We copy that downloaded folder to our compute instance, and we need to rename it as sdk:
[laptop]$ scp -r -i key.pem -r myService.mrs.sdk opc@<public_ip_compute>:
[compute]$ mkdir myproject
[compute]$ mv myService.mrs.sdk myproject/sdk
[compute]$ cd myproject
We can now create our Python application:
from sdk.my_service import *
my_service = MyService(verify_tls_cert=False)
async def main():
await my_service.authenticate(
username = "myrest",
password = "myrestPassw0rd!",
app = "MySQL",
)
records = await my_service.myproject.myrecords.find()
for record in records:
print(record.name)
await my_service.myproject.myrecords.create(data={"name": "Lenka"})
asyncio.run(main())
And we can execute it:
[opc@webserver myproject]$ python3.12 project.py
Scott
Fred
Miguel
Check the video to see how to use the SDK:
More Info about MRS
- https://dev.mysql.com/doc/dev/mysql-rest-service/latest/sdk.html
- https://dev.mysql.com/doc/dev/mysql-rest-service/latest/quickstart.html
Conclusion
With the MySQL REST Service deployed by the starter kit, you’ve seen how easy it is to expose data from MySQL HeatWave without writing a single line of SQL in your application. Starting from a simple table in your database, you granted the proper privileges, published the schema to MRS, and accessed it securely over HTTPS – first with plain curl, then with a generated Python SDK.

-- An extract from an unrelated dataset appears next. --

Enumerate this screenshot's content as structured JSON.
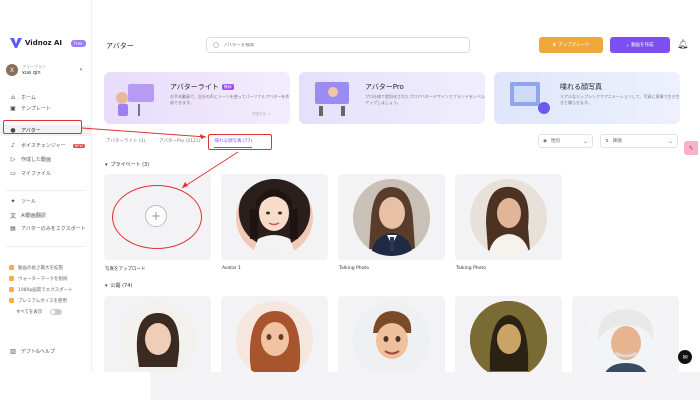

This approach gives you a clean, modern API layer on top of your database: perfect for hackathons, quick prototypes, and microservices that need to consume MySQL data or call GenAI features with minimal boilerplate. From here, you can extend the same pattern to more complex schemas, add authentication and authorization rules, or generate SDKs in other languages so every part of your stack can speak REST to MySQL HeatWave.